Prezes "Presspubliki", odnosząc się do informacji medialnych, że zaproponował kierowanie "Rz" Bogdanowi Rymanowskiemu z TVN24, miał zapewnić, że dotychczas nie rozmawiał z nikim o objęciu stanowiska naczelnego.
Nie wiadomo, czy nowy naczelny będzie, tak jak Wróblewski, jednocześnie członkiem zarządu firmy i czy będzie nadzorować pozostałe tytuły wydawcy. Z informacji PAP wynika, że uczestnicy spotkania z Hajdarowiczem zostali zobowiązani do podpisania oświadczenia, że nie będą udzielać informacji o jego przebiegu.

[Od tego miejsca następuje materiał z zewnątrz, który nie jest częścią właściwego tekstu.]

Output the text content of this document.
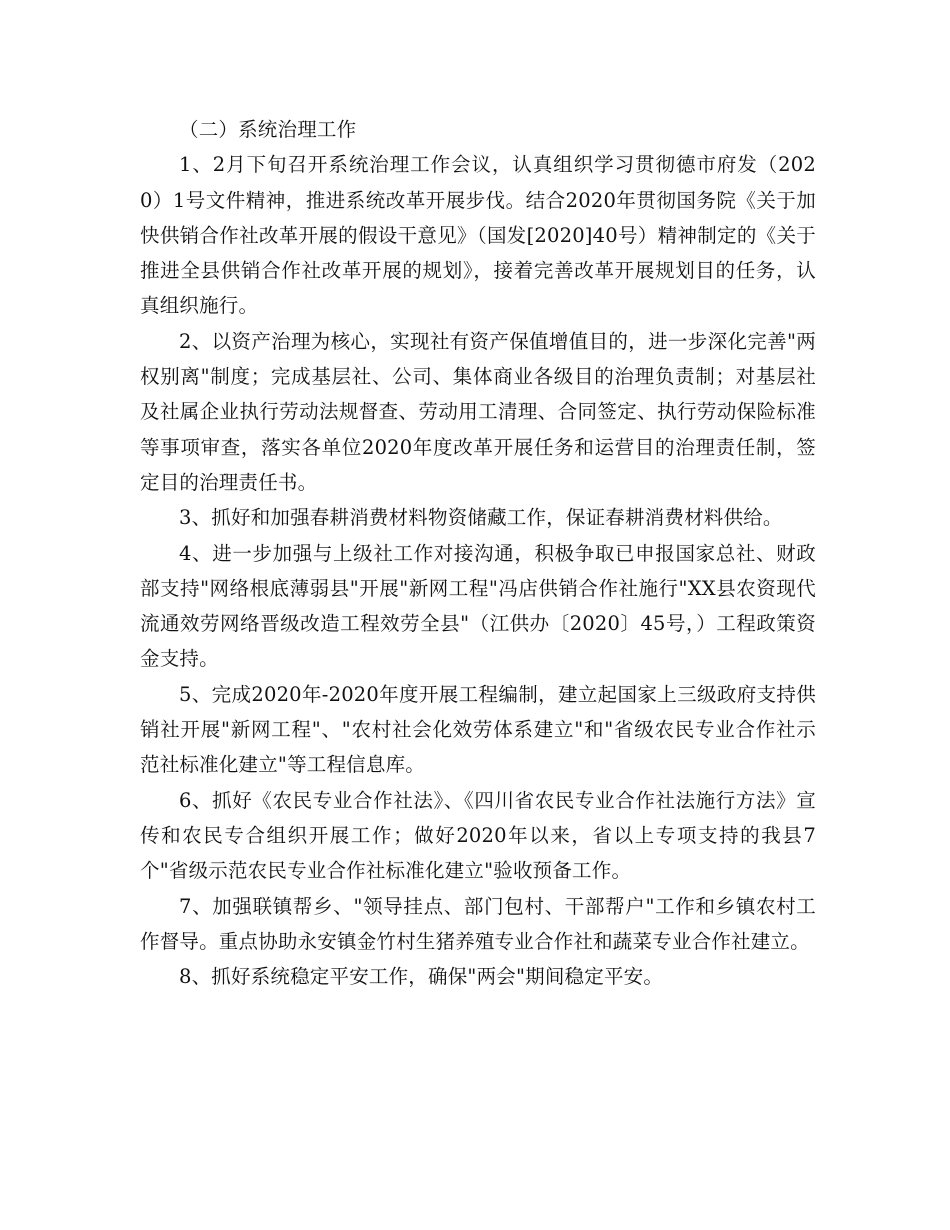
（二）系统治理工作

1、2月下旬召开系统治理工作会议，认真组织学习贯彻德市府发（2020）1号文件精神，推进系统改革开展步伐。结合2020年贯彻国务院《关于加快供销合作社改革开展的假设干意见》（国发[2020]40号）精神制定的《关于推进全县供销合作社改革开展的规划》，接着完善改革开展规划目的任务，认真组织施行。

2、以资产治理为核心，实现社有资产保值增值目的，进一步深化完善"两权别离"制度；完成基层社、公司、集体商业各级目的治理负责制；对基层社及社属企业执行劳动法规督查、劳动用工清理、合同签定、执行劳动保险标准等事项审查，落实各单位2020年度改革开展任务和运营目的治理责任制，签定目的治理责任书。

3、抓好和加强春耕消费材料物资储藏工作，保证春耕消费材料供给。

4、进一步加强与上级社工作对接沟通，积极争取已申报国家总社、财政部支持"网络根底薄弱县"开展"新网工程"冯店供销合作社施行"XX县农资现代流通效劳网络晋级改造工程效劳全县"（江供办〔2020〕45号，）工程政策资金支持。

5、完成2020年-2020年度开展工程编制，建立起国家上三级政府支持供销社开展"新网工程"、"农村社会化效劳体系建立"和"省级农民专业合作社示范社标准化建立"等工程信息库。

6、抓好《农民专业合作社法》、《四川省农民专业合作社法施行方法》宣传和农民专合组织开展工作；做好2020年以来，省以上专项支持的我县7个"省级示范农民专业合作社标准化建立"验收预备工作。

7、加强联镇帮乡、"领导挂点、部门包村、干部帮户"工作和乡镇农村工作督导。重点协助永安镇金竹村生猪养殖专业合作社和蔬菜专业合作社建立。

8、抓好系统稳定平安工作，确保"两会"期间稳定平安。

Zwolnienia w "Rzeczpospolitej"
W związku z publikacją "Trotyl we wraku Tupolewa" Rada Nadzorcza Presspubliki, wydawcy "Rzeczpospolitej", rekomendowała zarządowi odwołanie red. naczelnego "Rz" Tomasza Wróblewskiego, jego zastępcy Bartosza Marczuka, szefa działu krajowego Mariusza Staniszewskiego oraz red. Cezarego Gmyza.
"Trotyl we wraku tupolewa" - głośny tekst w "Rzeczpospolitej"
W ubiegłym tygodniu "Rzeczpospolita" napisała, że śledczy na wraku samolotu Tu-154M w Smoleńsku znaleźli ślady trotylu i nitrogliceryny. Prokuratura wojskowa zaprzeczyła, że są takie ustalenia; wskazała, że znalezione ślady mogą oznaczać obecność substancji wysokoenergetycznych. Dopiero badania laboratoryjne będą mogły być podstawą do twierdzenia o istnieniu bądź nieistnieniu śladów materiałów wybuchowych - podkreśliła prokuratura.